1.Arazi, bina (Döşeli olarak kiraya verilenlerde döşeme için alınan kira bedelleri dahildir), maden sulan, menba suları, madenler, taş ocakları, kum ve çakıl istihsal yerleri, tuğla ve kiremit harmanları, tuzlalar ve bunların mütemmim cüzileri ve teferruatı,
2. Voli mahalleri ve dalyanlar,
3. Gayrimenkullerin, ayrı olarak kiraya verilen mütemmim cüzileri ve teferruatı ile bilumum tesisatı demirbaş eşyası ve döşemeleri,
4. Gayrimenkul olarak tescil edilen haklar,
5. Arama, işletme ve imtiyaz hakları ve ruhsatları, ihtira beratı (İhtira beratının mucitleri, veya kanunî mirasçıları tarafından kiralanmasından doğan kazançlar, serbest meslek kazancıdır.), alameti farika, marka, ticaret unvanı, her türlü teknik resim, desen, model, plan ile sinema ve televizyon filmleri, ses ve görüntü bantları, sanayi ve ticaret ve bilim alanlarında elde edilmiş bir tecrübeye ait bilgilerle gizli bir formül veya bir imalat usulü üzerindeki kullanma hakkı veya kullanma imtiyazı gibi haklar (Bu hakların kullanılması için gerekli malzeme ve teçhizat bedelleri de gayrimenkul sermaye iradı sayılır.),
6. Telif hakları (bu hakların, müellifleri veya bunların kanuni mirasçıları tarafından kiralanmasından doğan kazançlar, serbest meslek kazancıdır),
7. Gemi ve gemi payları (Motorlu olup olmadıklarına ve tonilatolarına bakılmaz) İle bilumum motorlu tahmil ve tahliye vasıtaları,
8. Motorlu nakli ve cer vasıtaları, her türlü motorlu araç, makine ve tesisat ile bunların eklentileri.
Yukarıda belirtilen mal ve hakların kiralama işlemlerinden elde edilen irat ayrıca, Katma Değer vergisi Kanunu’na göre vergilenmek durumundadır.

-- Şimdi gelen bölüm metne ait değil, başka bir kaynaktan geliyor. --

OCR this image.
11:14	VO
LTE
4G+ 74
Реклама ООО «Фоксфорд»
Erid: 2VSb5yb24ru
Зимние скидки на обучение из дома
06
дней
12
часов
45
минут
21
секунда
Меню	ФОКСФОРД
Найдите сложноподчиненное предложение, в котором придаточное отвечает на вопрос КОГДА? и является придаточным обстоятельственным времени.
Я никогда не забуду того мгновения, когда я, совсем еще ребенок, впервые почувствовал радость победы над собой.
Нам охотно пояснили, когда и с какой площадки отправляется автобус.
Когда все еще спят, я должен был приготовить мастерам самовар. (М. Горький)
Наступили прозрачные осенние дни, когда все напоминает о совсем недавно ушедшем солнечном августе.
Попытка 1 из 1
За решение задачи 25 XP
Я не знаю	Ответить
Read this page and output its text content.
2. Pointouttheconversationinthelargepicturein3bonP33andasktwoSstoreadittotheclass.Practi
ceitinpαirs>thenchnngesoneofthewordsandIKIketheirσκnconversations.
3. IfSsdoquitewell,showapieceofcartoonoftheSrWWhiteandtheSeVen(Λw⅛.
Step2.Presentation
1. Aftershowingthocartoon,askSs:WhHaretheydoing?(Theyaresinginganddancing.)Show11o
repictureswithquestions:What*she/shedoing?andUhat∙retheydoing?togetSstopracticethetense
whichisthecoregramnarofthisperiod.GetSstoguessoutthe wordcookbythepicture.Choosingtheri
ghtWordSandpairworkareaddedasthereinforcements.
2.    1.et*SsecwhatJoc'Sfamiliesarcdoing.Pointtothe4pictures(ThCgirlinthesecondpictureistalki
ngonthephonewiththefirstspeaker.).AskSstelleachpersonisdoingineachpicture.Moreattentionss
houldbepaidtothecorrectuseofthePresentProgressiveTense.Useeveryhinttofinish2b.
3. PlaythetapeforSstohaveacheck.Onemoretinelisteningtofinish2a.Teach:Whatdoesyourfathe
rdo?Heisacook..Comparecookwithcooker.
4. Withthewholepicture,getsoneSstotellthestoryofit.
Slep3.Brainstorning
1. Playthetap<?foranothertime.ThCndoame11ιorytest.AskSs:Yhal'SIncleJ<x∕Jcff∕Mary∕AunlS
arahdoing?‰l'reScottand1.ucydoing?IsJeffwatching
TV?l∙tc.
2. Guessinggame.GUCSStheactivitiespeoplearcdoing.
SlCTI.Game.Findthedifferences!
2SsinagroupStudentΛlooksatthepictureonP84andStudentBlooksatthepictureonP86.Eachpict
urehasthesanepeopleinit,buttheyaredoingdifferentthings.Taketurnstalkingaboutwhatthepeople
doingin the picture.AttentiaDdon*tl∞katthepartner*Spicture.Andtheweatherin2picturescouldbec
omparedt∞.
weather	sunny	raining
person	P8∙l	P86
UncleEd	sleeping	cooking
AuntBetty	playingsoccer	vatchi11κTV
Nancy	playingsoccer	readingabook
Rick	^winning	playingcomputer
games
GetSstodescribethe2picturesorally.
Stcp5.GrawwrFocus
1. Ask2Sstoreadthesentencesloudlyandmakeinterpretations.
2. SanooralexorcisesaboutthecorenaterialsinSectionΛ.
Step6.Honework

Konu ile ilgili açıklamalar kısaca aşağıda olduğu gibidir.
Kiralama işlemlerinin katma değer vergisi yönünden durumu
Katma Değer Vergisi Kanunu’nun (1/3-f) maddesi hükmüne göre, Gelir Vergisi Kanunu’nun 70'inci maddesinde belirtilen mal ve hakların kiralanması işlemleri Katma Değer Vergisine tabidir.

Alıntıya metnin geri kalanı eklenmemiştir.